Normalerweise dauert das 20-40 sekunden. 

Warum ist das so langsam beim debuggen? Kann man das beschleunigen?


----------



## tfa (7. Dez 2007)

Hast Du irgendwelche Methoden-Breakpoints definiert? Das kann die Sache deutlich langsamer machen. Ansonsten sollten Debug- und Run-Modus etwa gleich schnell sein.


----------



## Gast (7. Dez 2007)

hab nur einen breakpoint definiert. 
kann reflection oder ähnliche sachen den debug modus verlangsamen?

meldungen, die sonst nur schnell auf der console durchrauschen seh ich jetzt ein paar sekunden bis die nächste kommt. ist total ätzend.


----------



## tfa (7. Dez 2007)

Ist dieser eine Breakpoint ein normaler oder ein Methoden-Breakpoint?


----------



## lhein (7. Dez 2007)

Hört sich blöd an, aber Eclipse hat manchmal ein paar Macken.
Schonmal einen Neustart der IDE probiert?


----------



## Gast (7. Dez 2007)

ja jetzt wo du es sagst, das is nen metoden breakpoint.

hab jetzt mal nen line breakpoint draus gemacht. also eine zeile tiefer...lustig, jetzt rennts wieder 


danke!

warum gibts methoden breakpoints?


----------



## HeRaider (7. Dez 2007)

Hm ich kenne das wenn man einen Breakpoint innerhalb der GUI hat.
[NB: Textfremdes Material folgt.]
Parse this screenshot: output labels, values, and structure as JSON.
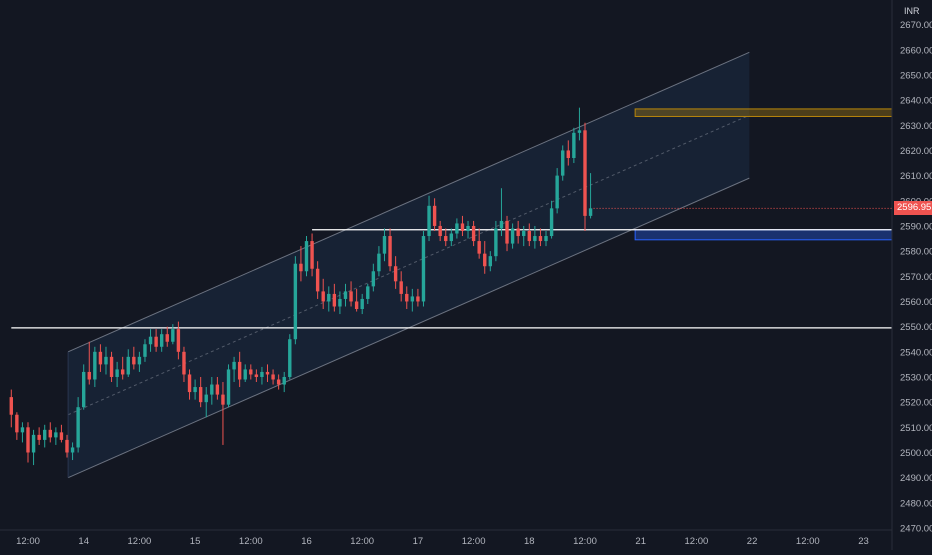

Manchmal ist es dann sehr langsam aber manchmal eben auch nicht  :autsch:


----------



## tfa (7. Dez 2007)

Methoden-Breakpoints kann man z.B. auch in Libs setzen, die nur als JAR bzw. ohne Quelltext vorliegen. Normalerweise ist das sehr selten nötig.


----------



## Gast (7. Dez 2007)

cool wieder was gelernt  danke!


----------



## maki (7. Dez 2007)

Was hast du denn für einen Rechner?


----------



## Gast (7. Dez 2007)

hab nen core duo. ist normalerweise rattenschnell


----------



## maki (7. Dez 2007)

Das sehe ich genauso 

Vielleicht hat deine IDE nciht mehr genug Heap Speicher?


----------



## tfa (7. Dez 2007)

Methoden-Breakpoints sind nunmal langsam. Egal wieviel Speicher Du hast. 
Aber das Problem war doch schon gelöst...?


----------